High Tides and Lost Friendships
I have always questioned why I was never able to hold on to a relationship, especially friendships. I remember making promises that I would stay in touch and would be best friends with them. But in retrospect, they only remain hidden in my memories.
I grew up with this immense need to please people. I often would ask my folks whether they liked me because I convinced myself that the reason for my father's departure one afternoon was because he did not like me. After all, what can a 10-year-old understand? All of this gave way to a grave sense of insecurity that made me believe that I was unlikeable. This thought then grew within me, built an immense amount of pressure that I should do anything and everything in my power to make the people in my life stay. And this was my first innocent mistake.
As I went about pleasing people to stay in my life, I fell short of the ability to foresee the kind of people I attracted. Being the attention whore I was, I went about making my way through anyone and everyone who validated me.

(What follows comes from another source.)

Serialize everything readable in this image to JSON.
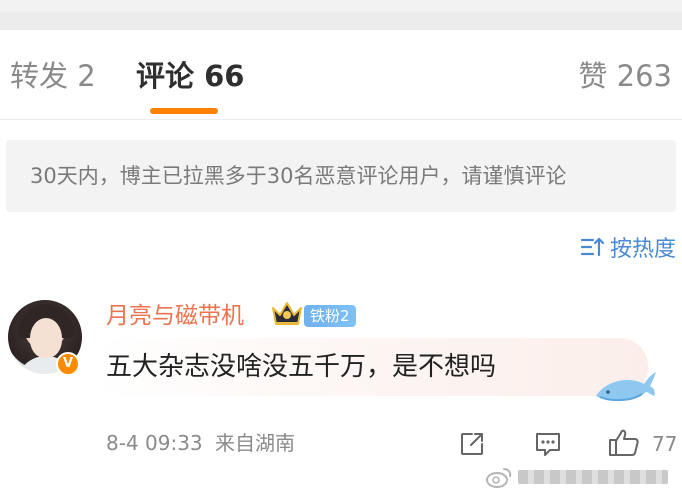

A smile, a few pretty words and a hug were enough for me to fall head over heels for the stranger that I just met. However, the people I pleased were sharp enough to understand the naivety and decided to take advantage of that. After all, a person hurts you because they love you, right? And this was my second innocent mistake.
The foundation that I laid for myself was flawed, but I never acknowledged it in the first place to understand it. The people whom I befriended did not bring the best in me. I tried to live a life that was comfortable for them. I believed that I was flawed because of my sexuality. I prioritised my friends and other relationships, but not the people at my home. At one point, I hated my family for having given me the not-so-perfect life. Which ultimately led me to settle for a few pegs of brandy, smoke-filled lungs and headbanging to loud music in a room filled with sweaty people. And this was my third innocent mistake.
But then life took a u-turn out of the blue. The cloudy morning tried to convey something to me which the bright sunny days could not. That morning, I did not want to please anyone. That morning, I did not fancy a life where the key to my existence was with someone else. That morning, I did not seek attention or validation. A sonic sound rang in my ears that made the voice in my head louder than the others. My thoughts were clear, and the clouds no longer fogged them. I felt liberated. I felt free.
As the solace liberated me, I lost those friendships which I considered important. After all, I no longer believed in the foundation that constituted me as a person.
The newfound freedom felt like I was tripping on ecstasy, and I loved the feeling. I led my life in a symphony that I composed, and the notes hit perfectly, that there was no going back. As a result, the seeds of friendships that I sowed never saw the daylight again. The comfort which I looked for in others always remained nested within me. It just took a few years for me to realise this. It just took a few years for me to prioritise myself first before anyone else.